Coli Problem: How do antibiotics affect the growth of E coli?
Hypothesis: If Penicillin is applied to the bacteria, then the zone of inhibition will be larger.
Background: The purpose of this lab was to see how effective a certain antibiotic is to kill E coli.
The lab tested three antibiotics, Penicillin, Erythromycin, and Neomycin. The zone of inhibition, which is the amount of space the antibiotic kills in certain amount of time, determined how effective the antibiotic was on that certain bacteria.
- Gather supplies
- Make lines on the back of the Petri dish separating them into 4 equal quadrants
- Swab Petri dish using Q tip with E coli all over
- Place Penicillin on the 1st quadrant in the middle
- Place Neomycin on the 2nd quadrant in the middle
- Place erythromycin on the 3rd quadrant in the middle
- Lift the Petri dish upside down to test if the antibiotics will stick to the bacteria
- Close and tape the Petri dish
- Let the dish sit upside down for 24 or 72 hours.

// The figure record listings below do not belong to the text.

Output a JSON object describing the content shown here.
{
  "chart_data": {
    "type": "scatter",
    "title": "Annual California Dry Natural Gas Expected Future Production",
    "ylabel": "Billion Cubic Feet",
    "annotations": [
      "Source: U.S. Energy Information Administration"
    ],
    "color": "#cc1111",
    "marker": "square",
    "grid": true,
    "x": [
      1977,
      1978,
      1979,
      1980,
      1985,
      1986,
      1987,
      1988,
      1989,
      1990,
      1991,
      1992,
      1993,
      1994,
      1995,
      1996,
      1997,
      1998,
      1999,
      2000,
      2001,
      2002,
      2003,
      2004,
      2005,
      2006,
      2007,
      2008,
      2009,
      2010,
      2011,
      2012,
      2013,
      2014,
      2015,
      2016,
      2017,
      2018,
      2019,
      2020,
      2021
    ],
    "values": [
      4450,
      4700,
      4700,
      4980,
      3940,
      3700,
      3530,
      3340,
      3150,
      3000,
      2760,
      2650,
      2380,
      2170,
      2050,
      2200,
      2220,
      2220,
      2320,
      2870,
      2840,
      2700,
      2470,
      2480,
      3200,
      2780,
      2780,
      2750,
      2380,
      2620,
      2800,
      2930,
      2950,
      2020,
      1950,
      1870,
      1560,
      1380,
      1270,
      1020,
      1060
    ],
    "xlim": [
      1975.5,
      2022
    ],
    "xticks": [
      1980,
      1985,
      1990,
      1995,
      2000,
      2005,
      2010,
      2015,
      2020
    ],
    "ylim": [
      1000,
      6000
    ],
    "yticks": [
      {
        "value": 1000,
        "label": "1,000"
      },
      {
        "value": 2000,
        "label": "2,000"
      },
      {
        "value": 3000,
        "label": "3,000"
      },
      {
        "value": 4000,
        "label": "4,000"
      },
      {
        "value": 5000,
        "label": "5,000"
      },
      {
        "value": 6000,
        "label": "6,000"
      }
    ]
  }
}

Data: The Penicillin had little dots of colonies. They were bacteria wanting to re grow in the zone of inhibition. Penicillin was the 2nd most effective. All the zone of inhibitions looked pretty clear besides the growing colonies. Neomycin had the smallest zone of inhibition, Erythromycin had the largest!
The Penicillin had colonies of bacteria re- growing, so this would make it the least affective of keeping the bacteria gone permanently. Conclusion: The purpose of this lab was to see how effective an antibiotic is to stop the growth of bacteria. I hypothesized that if Penicillin is applied to the bacteria, then the zone of inhibition will be larger. Penicillin was not the most effective because it did not have the largest zone of inhibition. If I were to re do this lab, I would use more manipulating variables and test each variable numerous times to average the results. The results would be even more precise and reliable.